Na sequência, aquele que sempre desperta minha curiosidade: um Pinot Noir, que o sotaque italiano de nosso produtor não resiste a chamar de Pinot Nero. O vinho estava muito bom, sem exageros atrelados às frutas vermelhas, com características que me lembraram algo que já bebi do Oregon, de onde vêm os vinhos que mais gostamos desta casta. Uma bebida com personalidade que tem numa enóloga brasileira que trabalha para a Manus a guardiã do tempo de colheita e outras tantas ações essenciais para se chegar a um belo resultado.

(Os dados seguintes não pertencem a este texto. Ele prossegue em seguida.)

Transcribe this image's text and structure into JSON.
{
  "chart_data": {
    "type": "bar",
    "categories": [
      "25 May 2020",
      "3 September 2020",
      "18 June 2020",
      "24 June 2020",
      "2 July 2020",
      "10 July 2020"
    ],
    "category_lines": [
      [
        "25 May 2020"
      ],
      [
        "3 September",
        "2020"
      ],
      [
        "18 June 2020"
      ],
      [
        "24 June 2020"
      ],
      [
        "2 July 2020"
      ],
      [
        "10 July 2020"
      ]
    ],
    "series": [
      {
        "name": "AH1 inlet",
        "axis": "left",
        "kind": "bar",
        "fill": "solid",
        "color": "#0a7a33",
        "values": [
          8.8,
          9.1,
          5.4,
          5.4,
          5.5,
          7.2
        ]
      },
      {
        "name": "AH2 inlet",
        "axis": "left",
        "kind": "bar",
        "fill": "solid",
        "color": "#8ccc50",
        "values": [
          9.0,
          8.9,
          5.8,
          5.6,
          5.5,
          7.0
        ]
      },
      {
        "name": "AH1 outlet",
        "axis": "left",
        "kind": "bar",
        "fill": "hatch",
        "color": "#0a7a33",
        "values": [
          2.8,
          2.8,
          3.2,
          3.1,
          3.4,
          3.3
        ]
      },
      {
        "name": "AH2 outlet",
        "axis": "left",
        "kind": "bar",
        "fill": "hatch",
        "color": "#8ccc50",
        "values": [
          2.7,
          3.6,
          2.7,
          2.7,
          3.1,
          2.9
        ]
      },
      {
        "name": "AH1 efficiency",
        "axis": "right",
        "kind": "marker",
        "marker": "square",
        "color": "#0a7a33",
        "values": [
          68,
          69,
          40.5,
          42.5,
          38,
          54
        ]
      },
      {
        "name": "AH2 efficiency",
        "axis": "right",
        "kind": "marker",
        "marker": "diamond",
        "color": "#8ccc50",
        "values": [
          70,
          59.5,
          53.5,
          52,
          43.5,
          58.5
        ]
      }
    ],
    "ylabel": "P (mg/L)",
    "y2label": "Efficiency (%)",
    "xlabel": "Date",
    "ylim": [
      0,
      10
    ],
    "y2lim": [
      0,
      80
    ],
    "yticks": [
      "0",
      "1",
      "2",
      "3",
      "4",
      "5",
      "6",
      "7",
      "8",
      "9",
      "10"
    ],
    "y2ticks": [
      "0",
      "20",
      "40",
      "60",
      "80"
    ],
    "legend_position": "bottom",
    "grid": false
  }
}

A terceira garrafa fez o tempo parar. Depois de conversarmos sobre premiados rosês da casa que merecem muita atenção a partir da uva Barbera, aterrissou na mesa o orgulho maior do nosso produtor. O Nebbiolo entrou na taça sob uma coloração tendendo ao âmbar. Respirou, girou e veio ao nariz e à boca. A magia estava ali presente, trazendo à casta do que os italianos chamam de “o rei dos vinhos, e o vinho dos reis”, ao se referirem aos Barolo, toda sua expressão. O vinho estava incrível, e vale todo o esforço, a dedicação e o preço cobrado pela garrafa – que não é barata. Mas a experiência compensa, deixando no ar algumas curiosidades, como a percepção da Ka sobre a harmonização perfeita, obtida segundo seu paladar por uma pera muito madura selada no azeite e finalizada com pimenta branca e mais azeite – a conferir, inclusive porque a Manus produz um azeite muito bacana que harmonizou perfeitamente com o vinho.

Fechamos a noite com um Teroldego, que diretamente do Rio Grande do Sul tem me encantando, assim como a Ancellotta. O vinho estava muito bom, mais potente que o anterior, de um vermelho fechado intenso sem ser exagerado e capaz de encantar grande parte da mesa. Gostei do que bebi, mas não consegui tirar da cabeça o vinho anterior. É como provar algo muito bom depois de se ter contato com alguma coisa maravilhosa, ou seja, é injusto avaliar, apesar da certeza de que estava genial. Fiquei com o compromisso pessoal de comprar uma garrafa dele e beber isoladamente, com a certeza de que serei mais correto com tal rótulo.